Ed bought the book so I’m going to borrow it and try to read it but I have a feeling it’ll be hard to get through.
And I felt the same way. For a guy who’s decrying these people as unhinged fundamentalists, he sure seems pretty fundamentally unhinged.
I think it’s odd that he names them “New.” I didn’t think atheism changed all that much to be quantified “old” from “new.” I haven’t read his article but based on what is said here, his book seems hyper-defensive. Reminds me of some religious people I know who cannot stand to have their beliefs challenged in any form.
I’m familiar with the trade-off rationale, humans do that in many different situations and I agree with the basic idea. I wonder, though, whether religious fundamentalists would actually stop at the acceptable (obviously a subjective meaning) trade-off level so the longer conflict would end.
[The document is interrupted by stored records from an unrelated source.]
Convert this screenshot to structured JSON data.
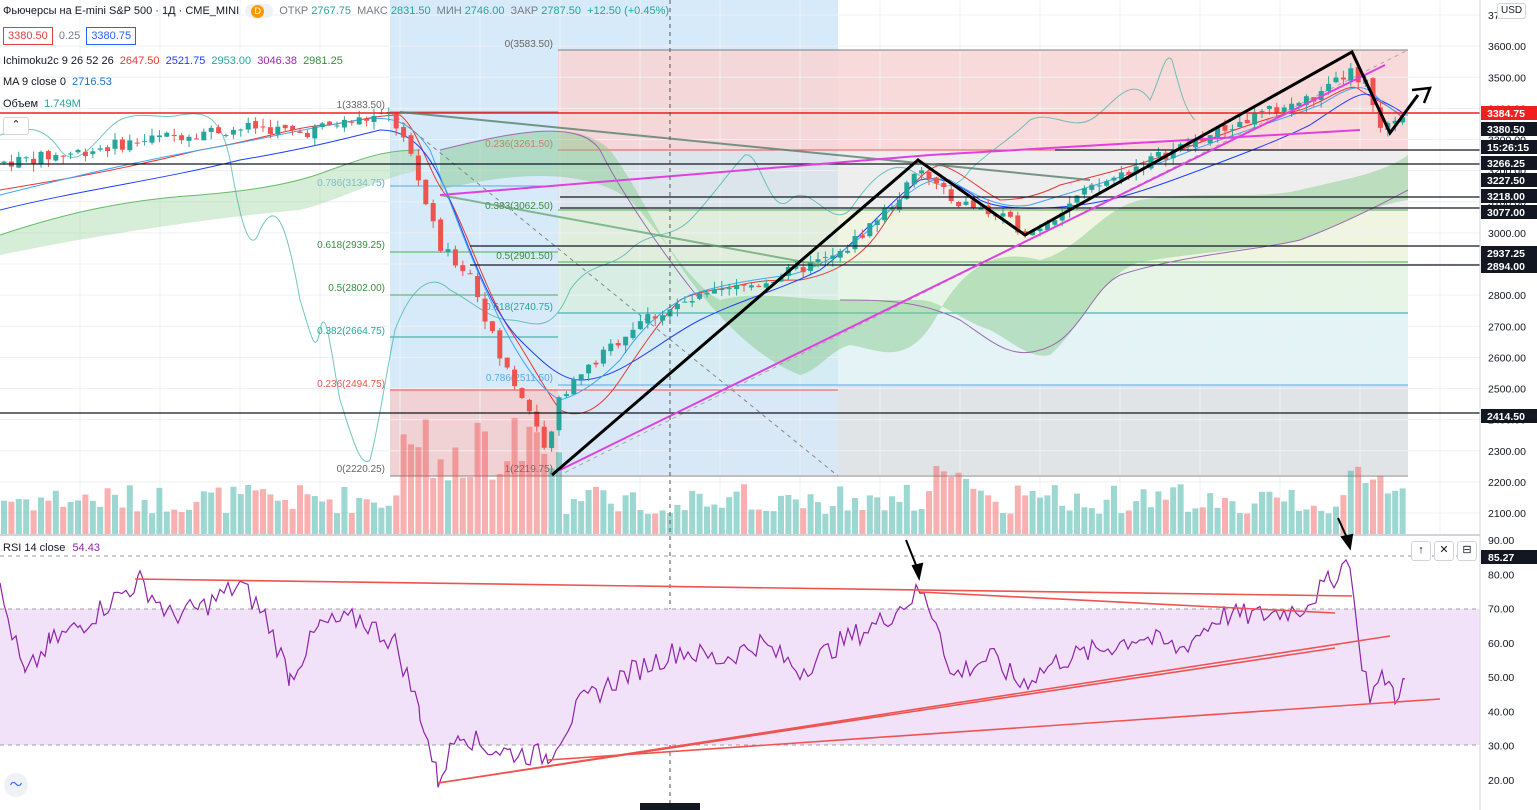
{
  "header": {
    "symbol": "Фьючерсы на E-mini S&P 500 · 1Д · CME_MINI",
    "status_badge": "D",
    "open_label": "ОТКР",
    "open": "2767.75",
    "high_label": "МАКС",
    "high": "2831.50",
    "low_label": "МИН",
    "low": "2746.00",
    "close_label": "ЗАКР",
    "close": "2787.50",
    "change": "+12.50 (+0.45%)",
    "sell_price": "3380.50",
    "spread": "0.25",
    "buy_price": "3380.75"
  },
  "indicators": [
    {
      "name": "Ichimoku2c 9 26 52 26",
      "values": [
        {
          "v": "2647.50",
          "color": "#e53935"
        },
        {
          "v": "2521.75",
          "color": "#1e40ff"
        },
        {
          "v": "2953.00",
          "color": "#26a69a"
        },
        {
          "v": "3046.38",
          "color": "#9c27b0"
        },
        {
          "v": "2981.25",
          "color": "#388e3c"
        }
      ]
    },
    {
      "name": "MA 9 close 0",
      "values": [
        {
          "v": "2716.53",
          "color": "#1976d2"
        }
      ]
    },
    {
      "name": "Объем",
      "values": [
        {
          "v": "1.749M",
          "color": "#26a69a"
        }
      ]
    }
  ],
  "currency": "USD",
  "price_axis": {
    "ticks": [
      "3700.00",
      "3600.00",
      "3500.00",
      "3400.00",
      "3300.00",
      "3200.00",
      "3100.00",
      "3000.00",
      "2900.00",
      "2800.00",
      "2700.00",
      "2600.00",
      "2500.00",
      "2400.00",
      "2300.00",
      "2200.00",
      "2100.00"
    ],
    "labels": [
      {
        "text": "3384.75",
        "bg": "#ef1f1f",
        "fg": "#ffffff"
      },
      {
        "text": "3380.50",
        "bg": "#131722",
        "fg": "#ffffff"
      },
      {
        "text": "15:26:15",
        "bg": "#131722",
        "fg": "#ffffff"
      },
      {
        "text": "3266.25",
        "bg": "#131722",
        "fg": "#ffffff"
      },
      {
        "text": "3227.50",
        "bg": "#131722",
        "fg": "#ffffff"
      },
      {
        "text": "3218.00",
        "bg": "#131722",
        "fg": "#ffffff"
      },
      {
        "text": "3077.00",
        "bg": "#131722",
        "fg": "#ffffff"
      },
      {
        "text": "2937.25",
        "bg": "#131722",
        "fg": "#ffffff"
      },
      {
        "text": "2894.00",
        "bg": "#131722",
        "fg": "#ffffff"
      },
      {
        "text": "2414.50",
        "bg": "#131722",
        "fg": "#ffffff"
      }
    ]
  },
  "fib_left": [
    "1(3383.50)",
    "0.786(3134.75)",
    "0.618(2939.25)",
    "0.5(2802.00)",
    "0.382(2664.75)",
    "0.236(2494.75)",
    "0(2220.25)"
  ],
  "fib_right": [
    "0(3583.50)",
    "0.236(3261.50)",
    "0.383(3062.50)",
    "0.5(2901.50)",
    "0.618(2740.75)",
    "0.786(2511.50)",
    "1(2219.75)"
  ],
  "rsi": {
    "name": "RSI 14 close",
    "value": "54.43",
    "ticks": [
      "90.00",
      "80.00",
      "70.00",
      "60.00",
      "50.00",
      "40.00",
      "30.00",
      "20.00"
    ],
    "last_label": "85.27",
    "buttons": [
      "↑",
      "✕",
      "⊟"
    ]
  },
  "colors": {
    "up": "#26a69a",
    "down": "#ef5350",
    "fib_zone_blue": "#cfe6f8",
    "fib_zone_red": "#f8d3d3",
    "rsi_band": "#f1e2fa",
    "pattern": "#000000",
    "trend": "#e040e0"
  }
}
In my opinion, it seems inherent within fundamental religions that conflict with the “outside” world is vital to the basic belief system of said religions.
Hedges did not invent the term “new atheist” or “new atheism.” That’s something that people have come up with in the wake of all the recent books by Dawkins, Dennett, Harris, and Hitchens.
That atheists have made the mainstream, are writing bestselling books, are attracting attention, and are demanding both recognition and understanding is, apparently, “new.”
In my opinion, though, the “new atheist” and “new atheism” monikers are bandied mostly by people who mean to say two things: (1) these atheists aren’t saying anything new, so don’t pay any attention to them (i.e., I think it’s kind of a sarcastic label, in some sense); and (2) these atheists are just no-god fundamentalists, so don’t pay any attention to them, because we all know that fundamentalists of any kind are bad (i.e., I think it’s also kind of a dismissive label).
The reason I have that impression is that every single article I’ve read that refers to “new atheists” or “new atheism” does so in a dismissive and derogatory way. Their arguments almost always come down to the same two things that Hedges “offers”: (1) pointing and whining and expecting everyone else to agree; and (2) grossly misrepresenting what atheists are about.
It’s pretty standard stuff in the realm of religion. Any time somebody comes along with ideas that challenge a dominant religious perspective, that’s what the dominant people do.